Today we will see how to install Root Certificate Authority on a Windows Server 2012 machine. In my previous post, I wrote about the different components of the Active Directory Certificate Services that are available during the installation process.
You can also check out the basics of Public Key Infrastructure here.
Also note that in our demonstration, the Root CA will not be part of the domain.
This guide will have two parts. The first one will be Installation and Configuration of Root Certificate Authority and the second one will be the post configuration settings.
Installation of Root certificate Authority
Open Server Manger, click on Add Roles and Features from the dashboard.
Next select the Role based or feature based installation and click Next.
On the next page, select the local server and click on Next.
On the Next page, select the Active Directory Certificate services and click Next, also you will get a confirmation to Add the required features, select Add Features and move next.
On the next page you will asked for installing the Role Services. In our demonstration, we will just be selecting Certificate Authority.
Now you can move ahead by clicking the install button and the Role will be installed on the server.
Configuration of Root certificate Authority
Now that we are finished with the installation of the Root CA, we will have to do the basic configuration of the Certificate Authority so that we can start issuing certificates to the subordibate CA’s or clients.
Click on AD CS on the left hand side of the Server Manager screen and click on More as shown in the figure.
Now click on the Configuration option.
Specify the Administrator account that will be used to configure. in our demonstration, we will use local admin account of the machine.
Select the Services that we are configuring, in our case we have only one, select Certificate Authority and click Next.
Next you will be asked to select the type of CA, since we are not connected to the domain, the Enterprise CA option is automatically greyed out. So we will select Standalone CA.
Next we want to select the Root CA.
In the next step, we will create a New Private Key. You can import the Old private in case your old Root CA has crashed or something like that.
We will select the defaults in the next page for the cryptographic provider, Key length as 2048, and hash algorithm as SHA1 as these are compatible with most devices.
Next we will specify the name of the Root CA.
On the next page, we want to select the Validity period. We will setting it 10 years and not the dedault 5 years as it is very common for the Root CA to have such a high value.
Next page, we will leave the Database and Database log locations as default.
Now you will be presented with the summary page with all the selections that you made. Click on Configure.
You will mow be presented with the confirmation page.
View the certficate
Now that we are done with the configuration as well, let us see the certificate that the Root CA generated. Click on Tools from the Server Manager and select Certification Authority.
On the new window, select the server and right click to select Properties.
Now click on View certificate on the General tab.
As you can see below that the certificate is self signed and is valid for 10 years as we specified during the configuration. You will be able to see the other configuration settings in the details tab. Feel free to explore.
Post Configuration settings
The following commands needs to be run in order to finish the configuration of the Root CA and should be run before any certificates are created.
This command configures the domain that will be embedded in each certificate that is created by the Root CA.
Certutil-setreg CA\DSConfigDN CN=Configuration,DC=enterprisedaddy,DC=com
These two commands configure the time period that certificates issued from the Root CA will be valid. In this case, they are set to 5 years, half the time period of the root CA. This setting should be at least half of the root CA.
Certutil -setreg CA\ValidityPeriodUnits 5
Certutil -setreg CA\ValidityPeriod "Years"
These two commands determine how long a CRL (Certificate Revocation List) is valid from. In this case this means that after 52 weeks the CRL will be recreated rather than being updated.
Certutil-setreg CA\CRLPeriodUnits 52
Certutil-setreg CA\CRLPeriod "Weeks"
These two setting determine the overlap period for CRL’s.
Certutil-setreg CA\CRLOverlapPeriodUnits 12
Certutil-setreg CA\CRLOverlapPeriod "Hours"
Publishing the CRL and finalising the root CA set up
For this step you need to go to the properties of the Root CA and click on the Extensions tab.

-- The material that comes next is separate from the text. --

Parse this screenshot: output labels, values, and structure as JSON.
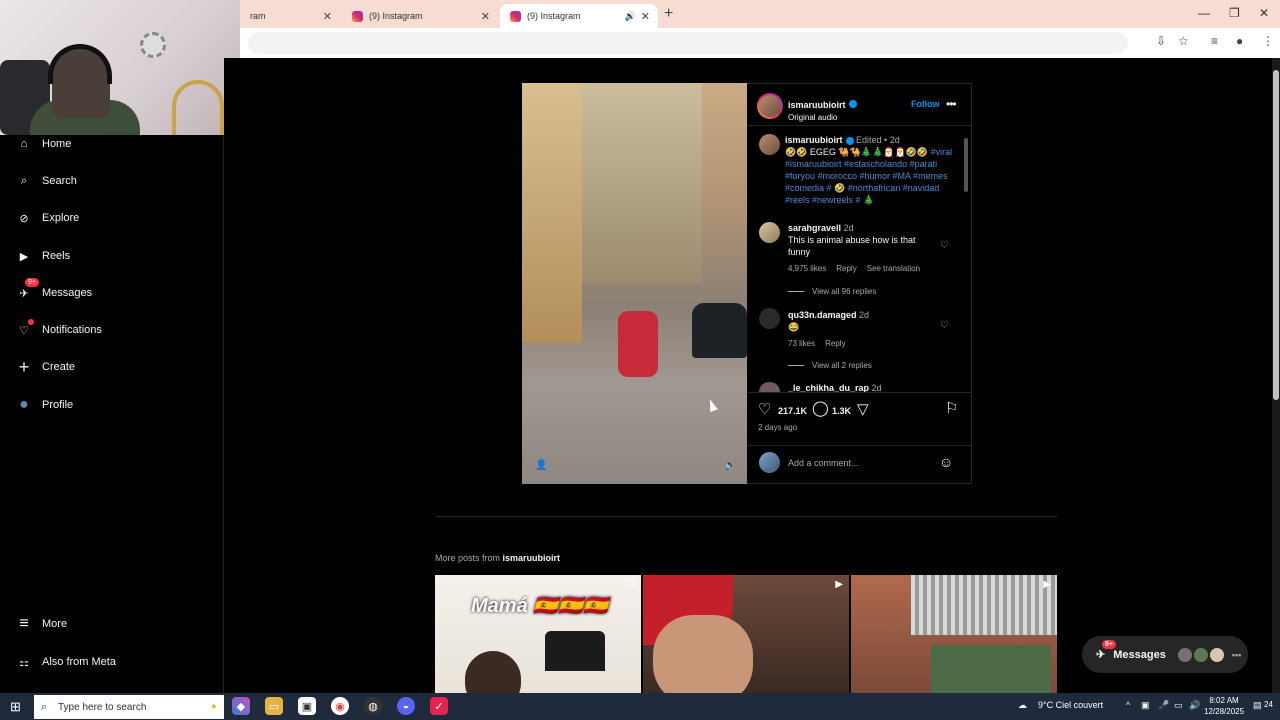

You will now have to add the AIA and CRL points for the Subordinate CA.
First we will add the Authority information Access details. Select Extension and click on Add.

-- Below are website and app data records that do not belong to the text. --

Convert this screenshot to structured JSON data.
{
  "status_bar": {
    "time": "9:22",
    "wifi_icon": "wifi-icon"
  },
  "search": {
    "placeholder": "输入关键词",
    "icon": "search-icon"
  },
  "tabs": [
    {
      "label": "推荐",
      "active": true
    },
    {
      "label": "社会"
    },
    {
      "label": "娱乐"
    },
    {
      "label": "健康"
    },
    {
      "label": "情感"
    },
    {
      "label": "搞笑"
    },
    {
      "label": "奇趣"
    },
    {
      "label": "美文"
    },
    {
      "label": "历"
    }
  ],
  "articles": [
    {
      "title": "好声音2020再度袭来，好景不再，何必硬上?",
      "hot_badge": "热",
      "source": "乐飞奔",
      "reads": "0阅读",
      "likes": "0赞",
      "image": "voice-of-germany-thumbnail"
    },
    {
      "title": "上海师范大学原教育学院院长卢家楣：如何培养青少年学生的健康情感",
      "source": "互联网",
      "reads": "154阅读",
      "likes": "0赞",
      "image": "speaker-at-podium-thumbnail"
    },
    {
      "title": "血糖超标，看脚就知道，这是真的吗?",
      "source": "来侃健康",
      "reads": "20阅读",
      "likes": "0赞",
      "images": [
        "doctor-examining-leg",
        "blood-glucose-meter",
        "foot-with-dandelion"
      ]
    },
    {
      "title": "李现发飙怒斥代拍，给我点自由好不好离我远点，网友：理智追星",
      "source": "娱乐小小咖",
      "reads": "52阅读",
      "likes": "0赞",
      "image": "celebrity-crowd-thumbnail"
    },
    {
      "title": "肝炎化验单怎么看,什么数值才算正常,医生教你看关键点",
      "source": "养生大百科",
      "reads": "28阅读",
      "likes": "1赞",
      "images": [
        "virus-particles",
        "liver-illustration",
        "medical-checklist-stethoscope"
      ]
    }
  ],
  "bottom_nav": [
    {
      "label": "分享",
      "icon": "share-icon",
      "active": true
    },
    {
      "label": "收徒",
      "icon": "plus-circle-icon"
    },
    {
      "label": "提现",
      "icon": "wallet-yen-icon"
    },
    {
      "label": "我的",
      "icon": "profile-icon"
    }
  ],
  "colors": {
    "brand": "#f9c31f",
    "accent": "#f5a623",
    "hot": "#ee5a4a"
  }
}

Type the name of the SubCA, in our case it will be http://ED-SUBCA.enterprisedaddy.com and click on Insert. The final value should look like below:
Next we will add the CRL point for the SubCA.
Like done previously, you will have to select the CRL distribution point from the extensions and final value should like the below. Do not forget to add .crl extension at the end.

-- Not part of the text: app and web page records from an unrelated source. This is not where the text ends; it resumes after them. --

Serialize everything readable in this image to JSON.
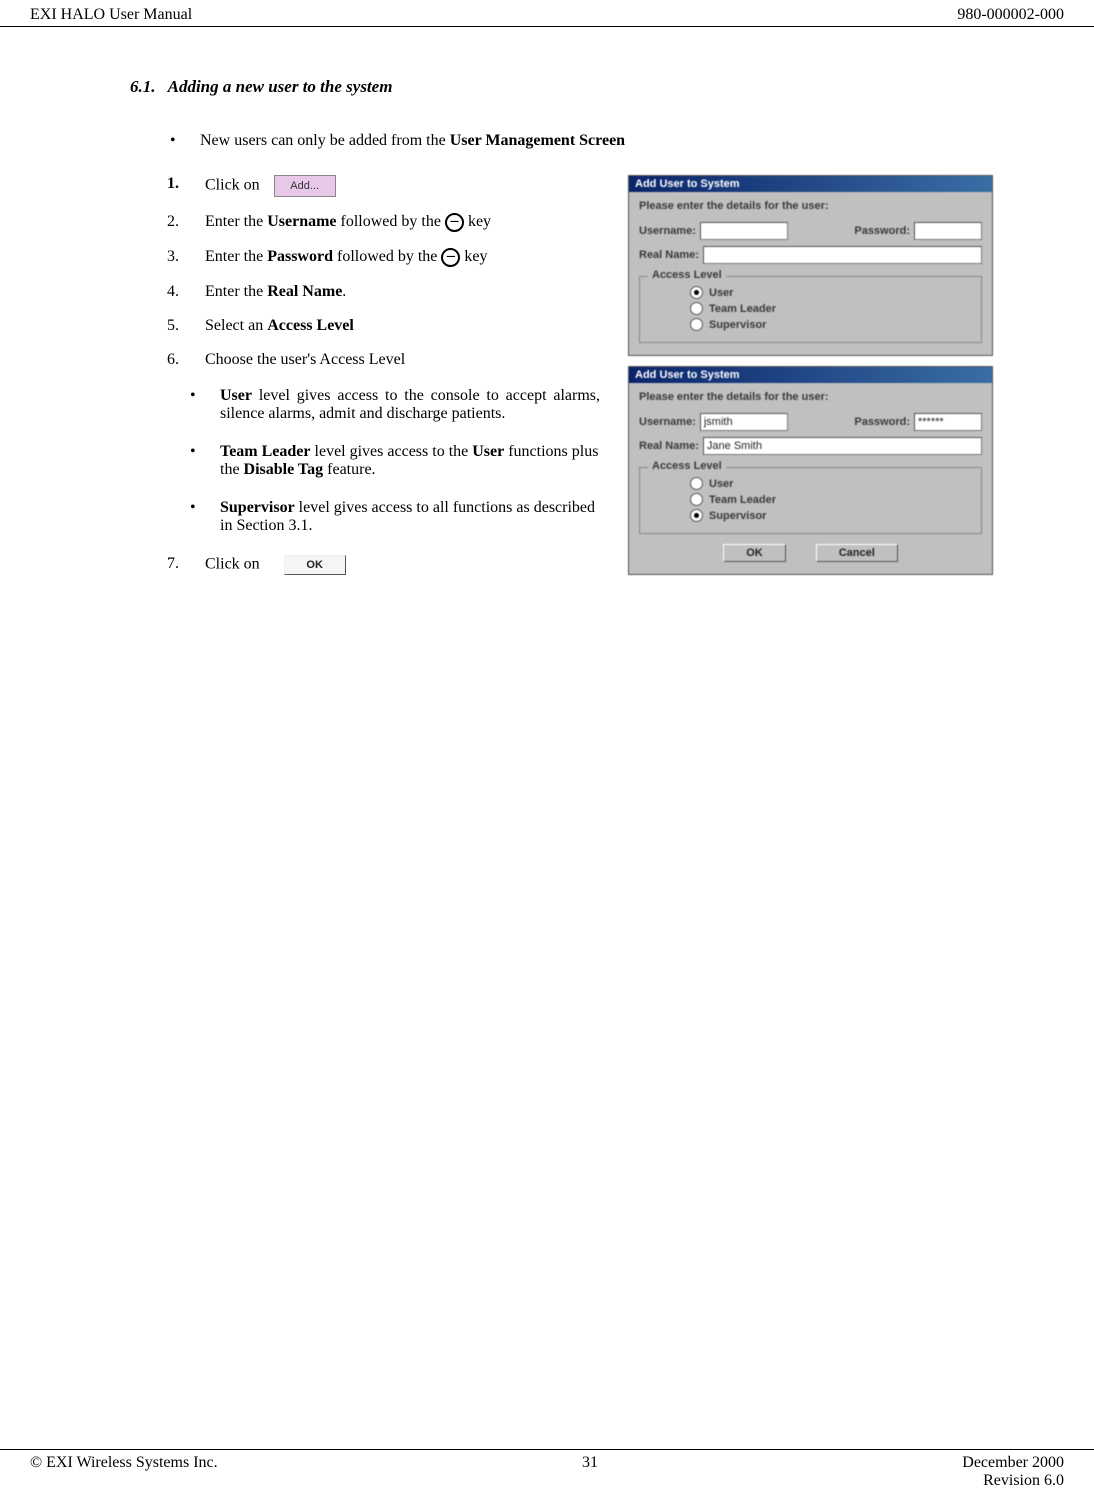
{
  "header": {
    "left": "EXI HALO User Manual",
    "right": "980-000002-000"
  },
  "section": {
    "number": "6.1.",
    "title": "Adding a new user to the system"
  },
  "intro": {
    "text_a": "New users can only be added from the ",
    "text_b": "User Management Screen"
  },
  "steps": {
    "s1": {
      "num": "1.",
      "text": "Click on",
      "button_label": "Add..."
    },
    "s2": {
      "num": "2.",
      "a": "Enter the ",
      "b": "Username",
      "c": " followed by the ",
      "d": " key"
    },
    "s3": {
      "num": "3.",
      "a": "Enter the ",
      "b": "Password",
      "c": " followed by the ",
      "d": " key"
    },
    "s4": {
      "num": "4.",
      "a": "Enter the ",
      "b": "Real Name",
      "c": "."
    },
    "s5": {
      "num": "5.",
      "a": "Select an ",
      "b": "Access Level"
    },
    "s6": {
      "num": "6.",
      "a": "Choose the user's Access Level"
    },
    "sub": {
      "u": {
        "b": "User",
        "rest": " level gives access to the console to accept alarms, silence alarms, admit and discharge patients."
      },
      "t": {
        "b": "Team Leader",
        "c": " level gives access to the ",
        "d": "User",
        "e": " functions plus the ",
        "f": "Disable Tag",
        "g": " feature."
      },
      "s": {
        "b": "Supervisor",
        "rest": " level gives access to all functions as described in Section 3.1."
      }
    },
    "s7": {
      "num": "7.",
      "text": "Click on",
      "button_label": "OK"
    }
  },
  "dialog": {
    "title": "Add User to System",
    "instruction": "Please enter the details for the user:",
    "labels": {
      "username": "Username:",
      "password": "Password:",
      "realname": "Real Name:",
      "access_level": "Access Level"
    },
    "access_options": {
      "user": "User",
      "team_leader": "Team Leader",
      "supervisor": "Supervisor"
    },
    "buttons": {
      "ok": "OK",
      "cancel": "Cancel"
    },
    "dialog1": {
      "username": "",
      "password": "",
      "realname": "",
      "selected": "user"
    },
    "dialog2": {
      "username": "jsmith",
      "password": "******",
      "realname": "Jane Smith",
      "selected": "supervisor"
    }
  },
  "footer": {
    "copyright": "© EXI Wireless Systems Inc.",
    "page": "31",
    "date": "December 2000",
    "revision": "Revision 6.0"
  }
}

And also be sure check the first two options as seen below.
Click on OK next, it will prompt a message asking you to start the Active Directory Certificate Services. Click on Yes.
By doing this step, we have made the Root CA aware of the Sub CA.
Next we will be publishing the Revocation list. To do so, we need go to the Revoked certificates and Right Click > All Tasks > Publish.
A pop comes up, select New CRL as this is the first one that we are publishing and click on OK.
That’s it! You have now successfully configured the Root CA to issue the certificates. In the next article, we will see how to Install and configure Enterprise Sub-ordinate CA.
I hope this was informative and thank you reading!